Aux partis politiques

- d’éduquer en permanence leurs militants au civisme et à la non violence ainsi qu’à l’acceptation de l’autre ;
- de doter leurs militants d’instruments juridiques nécessaires à la compréhension des règles régissant les consultations électorales ;
- de respecter les règles légales, administratives et de bienséance dans leurs rapports avec les autorités politiques et administratives.

La cérémonie de clôture a eu lieu à 15h sous la présidence de Monsieur Aboudou ASSOUMA, Président de la Cour constitutionnelle du Togo, qu’entouraient Madame et Monsieur les Présidents des Cours constitutionnelles du Niger et du Mali et M. Alingue, représentant de l’OIF.
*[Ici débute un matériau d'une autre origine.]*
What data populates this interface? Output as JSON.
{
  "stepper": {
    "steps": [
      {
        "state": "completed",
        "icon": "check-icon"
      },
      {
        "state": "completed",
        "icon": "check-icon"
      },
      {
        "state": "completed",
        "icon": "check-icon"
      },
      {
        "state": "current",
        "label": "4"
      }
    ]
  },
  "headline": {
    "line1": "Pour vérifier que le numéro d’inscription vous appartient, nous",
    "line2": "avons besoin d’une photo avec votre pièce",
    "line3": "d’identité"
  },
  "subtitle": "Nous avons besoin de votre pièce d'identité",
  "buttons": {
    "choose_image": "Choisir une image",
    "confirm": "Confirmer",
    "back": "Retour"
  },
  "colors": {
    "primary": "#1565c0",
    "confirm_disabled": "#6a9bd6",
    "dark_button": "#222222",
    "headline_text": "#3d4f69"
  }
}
Après la lecture du rapport général et des recommandations par Mme Ablanvi HOHOUETO et M. NAHM-TCHOUGLI membres de la Cour constitutionnelle du Togo, M Alingue représentant de l’OIF a exprimé ses remerciements tant à la Cour constitutionnelle du Togo qu’aux illustres invités. Il s’est félicité de la tenue de ce séminaire qui aidera la Cour à jouer plus efficacement son rôle. Mme BARAON-BAHI, Conseiller au Conseil constitutionnel de la Côte d’ivoire, a au nom de tous les participants, exprimé sa reconnaissance à toutes les autorités pour l’accueil et les facilités qui leur ont été accordés au cours ce séminaire.

Dans son mot de clôture, le Président ASSOUMA a exprimé toute sa reconnaissance à tous les participants et particulièrement aux membres des Cours et Conseils constitutionnels pour avoir répondu à son invitation et surtout pour leur contribution au succès du séminaire.